Friday, May 13, 2011

War On Wabbits

This is the weed purslane, which grows in our tree yard and in the driveway expansion joints every summer:

 photo by ZooFari
When I was at the garden shop last weekend picking out flowers for the front yard I was surprised to see a cultivated type of purslane for sale.  This one had thicker stems, larger leaves, and came with bright pink, salmon, or yellow flowers.  The plant tag touted "vibrant flowers on ground-hugging plants with thick, succulent foliage".  I talked to a fellow flower buyer who said last year this variety had done really well in her garden.  I'm always willing to try something new, so I bought two yellow and one pink plant, brought them home, and planted them. If they grow half as well as their wild cousins, they'll have earned their place in my garden.

However, yesterday I was doing some weeding and saw that my purslane plants seemed a bit less dense than they had been on Saturday. I took a closer look, and saw that some of the leaves had been nibbled down to stubs. SOMETHING was eating on them! I suspected it was the rabbit I saw hopping across the yard yesterday.  I decided to try making a natural rabbit repellent, and based my concoction on the eHow article Homemade Rabbit Control in Gardens. They suggested pureeing jalapeño peppers and water, letting the liquid drip out, then adding other ingredients for use in a spray bottle.

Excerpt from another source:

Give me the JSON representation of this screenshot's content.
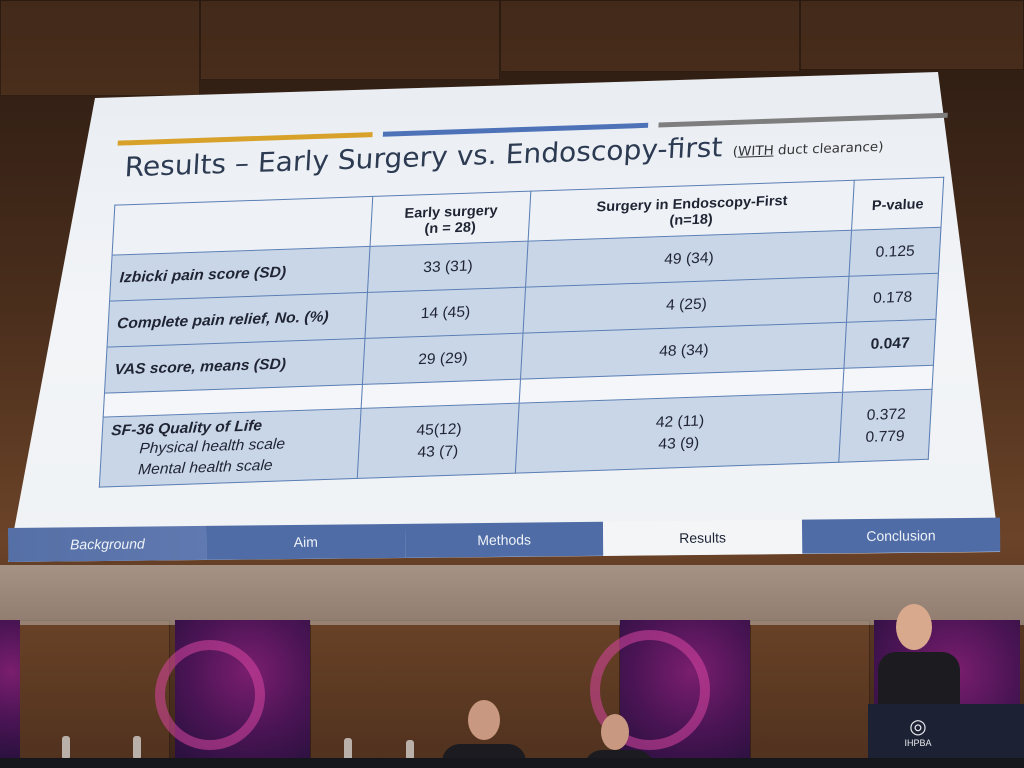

However, I changed the recipe a bit.  I went to the grocery store and bought two habanero peppers, the hottest I could find. When I got home I cut them into pieces and put them in a jar with a bit of water. I microwaved the peppers until they were soft, reduced them to a puree with my immersion blender, then added olive oil, a drop of glue and a drop of dish detergent. The mixture smelled quite toxic, and burned my finger when some splashed on it!

I didn't have a squirt bottle available, so I used a teaspoon to dribble the mixture on the leaves of each plant. There was some left over, so I walked around the corner to the side yard to pour it on the hostas, another bunny favorite. On my way back, I stopped to pull a couple of weeds from the driveway expansion joints, and saw some tiny wild purslane plants starting to grow.

Should I direct the rabbits to them?


  1. I think I recognize those weeds.

    I tried to leave you a comment yesterday but blogger was going down. I read that you got laid off from your job and was sorry to hear that, the shock of it anyway. Good luck in finding yourself the perfect new job!

  2. I get this in my garden, too! I pick it and feed it to Nugget! ha.

  3. I do believe I've seen the weed version of that plant here also. I guess that's why they used to grow wild over here. No wabbits!